The Florida Supreme Court established in the Havoco case that equitable liens are an exemption from Florida’s homestead protection. A judgment creditor may be entitled to an equitable lien on the homestead for the amount of money obtained by fraud or other egregious actions a judgment and subsequently used to purchase or improve a homestead. The creditor my trace the money wrongfully obtained in to the debtor’s home.
One of my clients may be subject to a creditor action to obtain an equitable homestead lien for amounts of money obtained by civil fraud. The client wants to know whether a creditor with an equitable lien on a homestead property may force the sale of the property, or whether the equitable lien is passive so that the creditor may enforce the lien only when the debtor obtains money from the refinance or sale of the homestead. I’ve heard many attorneys express the opinion that an equitable lien on a homestead is a passive lien that cannot be foreclosed to force the sale of the property.

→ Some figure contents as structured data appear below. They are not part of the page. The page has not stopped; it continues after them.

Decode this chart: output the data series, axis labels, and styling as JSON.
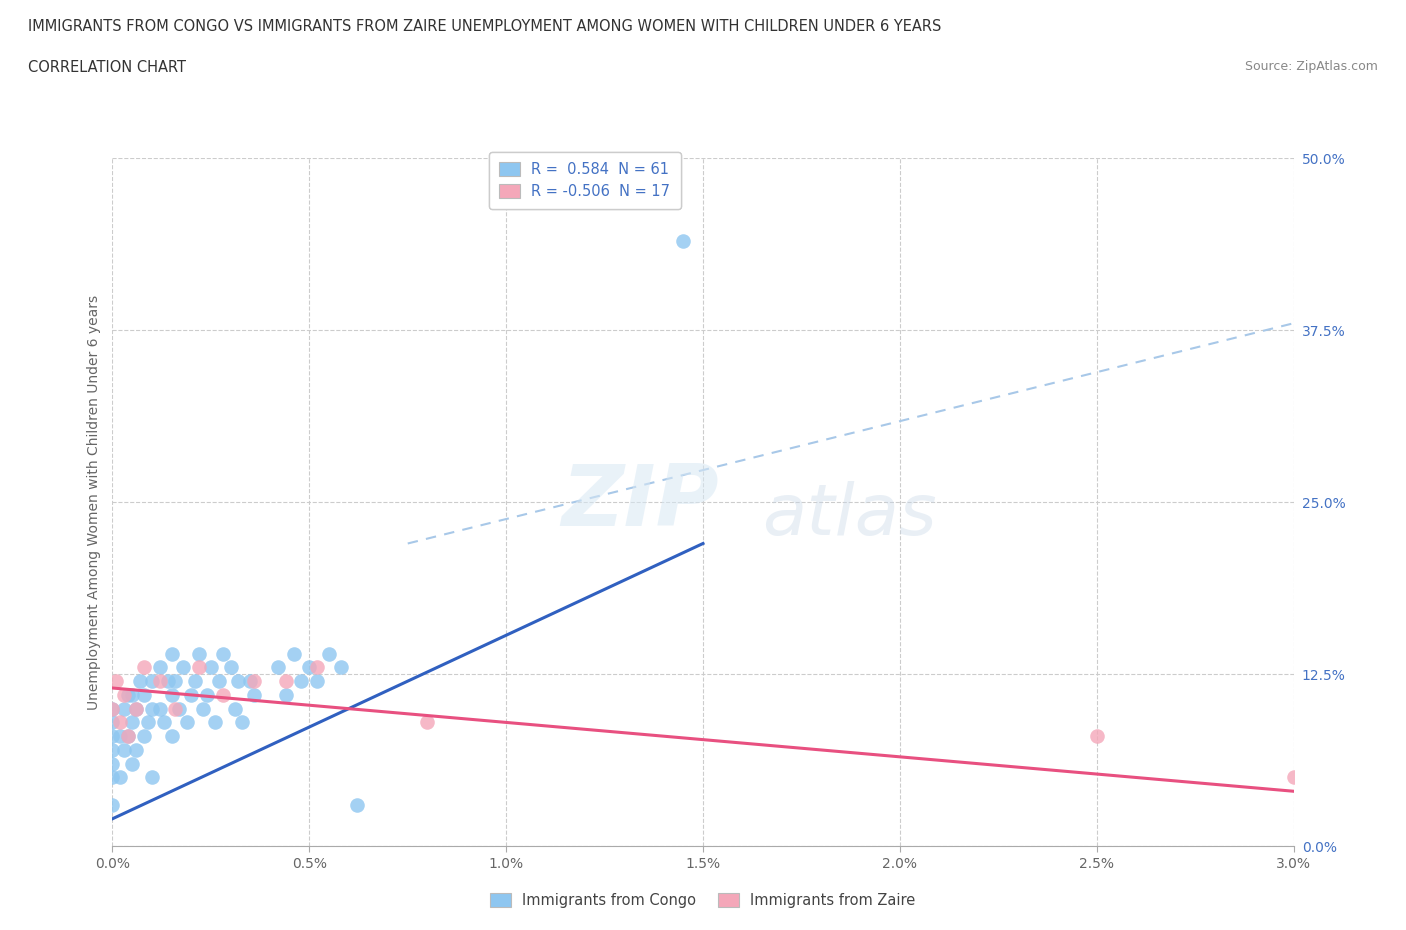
{
  "title_line1": "IMMIGRANTS FROM CONGO VS IMMIGRANTS FROM ZAIRE UNEMPLOYMENT AMONG WOMEN WITH CHILDREN UNDER 6 YEARS",
  "title_line2": "CORRELATION CHART",
  "source_text": "Source: ZipAtlas.com",
  "ylabel": "Unemployment Among Women with Children Under 6 years",
  "xticklabels": [
    "0.0%",
    "0.5%",
    "1.0%",
    "1.5%",
    "2.0%",
    "2.5%",
    "3.0%"
  ],
  "xtick_values": [
    0.0,
    0.5,
    1.0,
    1.5,
    2.0,
    2.5,
    3.0
  ],
  "yticklabels": [
    "0.0%",
    "12.5%",
    "25.0%",
    "37.5%",
    "50.0%"
  ],
  "ytick_values": [
    0.0,
    12.5,
    25.0,
    37.5,
    50.0
  ],
  "xlim": [
    0.0,
    3.0
  ],
  "ylim": [
    0.0,
    50.0
  ],
  "legend_r1": "R =  0.584  N = 61",
  "legend_r2": "R = -0.506  N = 17",
  "legend_label1": "Immigrants from Congo",
  "legend_label2": "Immigrants from Zaire",
  "color_congo": "#8EC6F0",
  "color_zaire": "#F4A7B9",
  "color_line_congo": "#3060C0",
  "color_line_zaire": "#E85080",
  "color_line_dashed": "#A8C8E8",
  "watermark_zip": "ZIP",
  "watermark_atlas": "atlas",
  "congo_x": [
    0.0,
    0.0,
    0.0,
    0.0,
    0.0,
    0.0,
    0.0,
    0.02,
    0.02,
    0.03,
    0.03,
    0.04,
    0.04,
    0.05,
    0.05,
    0.05,
    0.06,
    0.06,
    0.07,
    0.08,
    0.08,
    0.09,
    0.1,
    0.1,
    0.1,
    0.12,
    0.12,
    0.13,
    0.14,
    0.15,
    0.15,
    0.15,
    0.16,
    0.17,
    0.18,
    0.19,
    0.2,
    0.21,
    0.22,
    0.23,
    0.24,
    0.25,
    0.26,
    0.27,
    0.28,
    0.3,
    0.31,
    0.32,
    0.33,
    0.35,
    0.36,
    0.42,
    0.44,
    0.46,
    0.48,
    0.5,
    0.52,
    0.55,
    0.58,
    0.62,
    1.45
  ],
  "congo_y": [
    3.0,
    5.0,
    6.0,
    7.0,
    8.0,
    9.0,
    10.0,
    5.0,
    8.0,
    7.0,
    10.0,
    8.0,
    11.0,
    9.0,
    11.0,
    6.0,
    10.0,
    7.0,
    12.0,
    8.0,
    11.0,
    9.0,
    10.0,
    12.0,
    5.0,
    10.0,
    13.0,
    9.0,
    12.0,
    8.0,
    11.0,
    14.0,
    12.0,
    10.0,
    13.0,
    9.0,
    11.0,
    12.0,
    14.0,
    10.0,
    11.0,
    13.0,
    9.0,
    12.0,
    14.0,
    13.0,
    10.0,
    12.0,
    9.0,
    12.0,
    11.0,
    13.0,
    11.0,
    14.0,
    12.0,
    13.0,
    12.0,
    14.0,
    13.0,
    3.0,
    44.0
  ],
  "zaire_x": [
    0.0,
    0.01,
    0.02,
    0.03,
    0.04,
    0.06,
    0.08,
    0.12,
    0.16,
    0.22,
    0.28,
    0.36,
    0.44,
    0.52,
    0.8,
    2.5,
    3.0
  ],
  "zaire_y": [
    10.0,
    12.0,
    9.0,
    11.0,
    8.0,
    10.0,
    13.0,
    12.0,
    10.0,
    13.0,
    11.0,
    12.0,
    12.0,
    13.0,
    9.0,
    8.0,
    5.0
  ],
  "line_congo_x0": 0.0,
  "line_congo_y0": 2.0,
  "line_congo_x1": 1.5,
  "line_congo_y1": 22.0,
  "line_zaire_x0": 0.0,
  "line_zaire_y0": 11.5,
  "line_zaire_x1": 3.0,
  "line_zaire_y1": 4.0,
  "line_dash_x0": 0.75,
  "line_dash_y0": 22.0,
  "line_dash_x1": 3.0,
  "line_dash_y1": 38.0
}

There are few legal decisions about the consequences of an equitable lien on a Florida homestead. The most recent decision I found states that a judgment creditor may foreclose an equitable lien on a Florida homestead. The case involved, not a fraudulent conversion, but a vendor’s lien given in equity to someone who provided money for the homeowner to refinance a mortgage. The court’s discussion about foreclosure applied to equitable liens in general. I see an equitable lien in the asset protection context as a court’s remedy to put the debtor in the status of a consensual mortgagor when the debtor acquires funds from a third party by fraud. The fraud victim is given status of the mortgagee in do equity.
Keep in mind that the creditor may recover from the forced sale of the homestead only the money invested that is traceable to the debtor’s fraud or egregious actions.